To arrive at being one’s true self from understanding is called culture.
Confucius
Natural
Habitual
The Dalai Lama once spoke on why he believes that compassion is our natural state of being. Looking at this from a purely physical standpoint, the Dalai Lama noted that we can see when a person is in a compassionate state because life is enriched. The immune system is fortified, stress hormones are lowered, and the heart rate is improved. In comparison, judgments and actions that disconnect one from compassion have the opposite effect; the constriction and stress created from such disconnection can literally kill the body.
The practice of NVC helps remove obstacles so that our natural desire to give and receive compassionately can be revealed. Pema Chödrön writes about how we cement over our basic goodness with self-denigration, judgments, comparisons, etc. But when we start to do things like practice the five precepts of Buddhism, translate judgments into feelings and needs, and take responsibility for ourselves, we begin to put a crack in that cement. And whenever there is a crack in the cement, a plant (life) inevitably begins to burst forth. I experience what is natural as a voice within myself that I trust will never leave me - no matter how disconnected and despairing I may be, I have a yearning for connection to my heart that is always calling to me.

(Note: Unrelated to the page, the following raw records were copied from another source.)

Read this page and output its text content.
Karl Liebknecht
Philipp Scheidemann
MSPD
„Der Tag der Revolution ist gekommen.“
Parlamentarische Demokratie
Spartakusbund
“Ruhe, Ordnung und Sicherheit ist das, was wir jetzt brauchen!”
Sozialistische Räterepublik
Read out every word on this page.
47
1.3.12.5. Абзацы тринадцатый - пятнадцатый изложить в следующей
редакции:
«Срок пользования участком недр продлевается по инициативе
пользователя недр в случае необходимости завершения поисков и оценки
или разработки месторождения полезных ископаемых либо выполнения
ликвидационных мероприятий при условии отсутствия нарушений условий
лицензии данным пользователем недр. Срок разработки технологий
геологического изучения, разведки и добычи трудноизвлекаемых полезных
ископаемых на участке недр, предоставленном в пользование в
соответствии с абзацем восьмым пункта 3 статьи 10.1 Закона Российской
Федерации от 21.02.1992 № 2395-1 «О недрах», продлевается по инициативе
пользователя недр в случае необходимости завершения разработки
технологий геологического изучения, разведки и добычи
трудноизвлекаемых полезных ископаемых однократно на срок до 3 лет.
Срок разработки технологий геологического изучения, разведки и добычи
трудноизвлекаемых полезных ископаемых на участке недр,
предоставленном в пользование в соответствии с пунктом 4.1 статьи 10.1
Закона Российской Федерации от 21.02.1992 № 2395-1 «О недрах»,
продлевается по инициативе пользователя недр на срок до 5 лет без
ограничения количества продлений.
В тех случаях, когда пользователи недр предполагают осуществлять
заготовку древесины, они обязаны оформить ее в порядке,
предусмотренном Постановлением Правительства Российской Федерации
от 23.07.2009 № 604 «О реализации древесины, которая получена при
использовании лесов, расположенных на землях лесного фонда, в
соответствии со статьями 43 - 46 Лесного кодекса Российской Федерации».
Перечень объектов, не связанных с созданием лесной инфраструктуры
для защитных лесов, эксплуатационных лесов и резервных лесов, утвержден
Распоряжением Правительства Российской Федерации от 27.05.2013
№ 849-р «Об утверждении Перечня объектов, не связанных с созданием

In my understanding, the difference between what is natural and what is habitual is the difference between living in freedom and living in slavery. When I live through the filter of the beliefs that have been passed on to me such as what it means to “be a real man”, a Catholic, a father, a spouse, a citizen of the United States, etc. I no longer have a direct experience of life. Instead of living, I feel a deadening; a disconnection from myself that comes from placing my attention on abstract notions of what it means to be a good man, a good husband, etc.
Marshall Rosenberg has often said that people who are connected to their needs don’t make good slaves. When I connect to the universal needs behind my thoughts and actions, I experience openness both physically and mentally that I would describe as the feeling of freedom. I am free to choose when I am connected to my needs because my actions arise as an expression of my authentic self vs. reacting out of habitual thoughts and beliefs. When I am connected to needs, my actions are in the service of enriching life instead of reinforcing ideas and structures that keep me stuck looking outside of myself and wallowing in judgments and disconnection.
Marshall Rosenberg on the difference between natural vs. habitual from his book Raising Children Compassionately
For many parents, the way I’m talking about communicating is so different that they say, “Well, it just doesn’t seem natural to communicate that way.” At just the right time, I read something that Gandhi had written in which he said, “Don’t mix up that which is habitual with that which is natural.” Gandhi said that very often we’ve been trained to communicate and act in ways that are quite unnatural, but they are habitual in the sense that we have been trained for various reasons to do it that way in our culture. And that certainly rang true to me in the way that I was trained to communicate with children. The way I was trained to communicate by judging rightness and wrongness, goodness and badness, and the use of punishment was widely used and very easily became habitual for me as a parent. But I wouldn’t say that because something is habitual that it is natural.
I learned that it is much more natural for people to connect in a loving, respectful way, and to do things out of joy for each other, rather than using punishment and reward or blame and guilt as means of coercion. But such a transformation does require a good deal of consciousness and effort.
I can recall one time when I was transforming myself from a habitually judgmental way of communicating with my children to the way that I am now advocating. On the day I’m thinking of, my oldest son and I were having a conflict, and it was taking me quite awhile to communicate it in the way that I was choosing to, rather than the way that had become habitual. Almost everything that came into my mind originally was some coercive statement in the form of a judgment of him for saying what he did. So I had to stop and take a deep breath, and think of how to get more in touch with my needs, and how to get more in touch with his needs. And this was taking me awhile. And he was getting frustrated because he had a friend waiting for him outside, and he said, “Daddy, it’s taking you so long to talk.” And I said, “Let me tell you what I can say quickly: Do it my way or I’ll kick your butt”. He said, “Take your time, Dad. Take your time”.
So yes, I would rather take my time and come from an energy that I choose in communicating with my children, rather than habitually responding in a way that I have been trained to do, when it’s not really in harmony with my own values.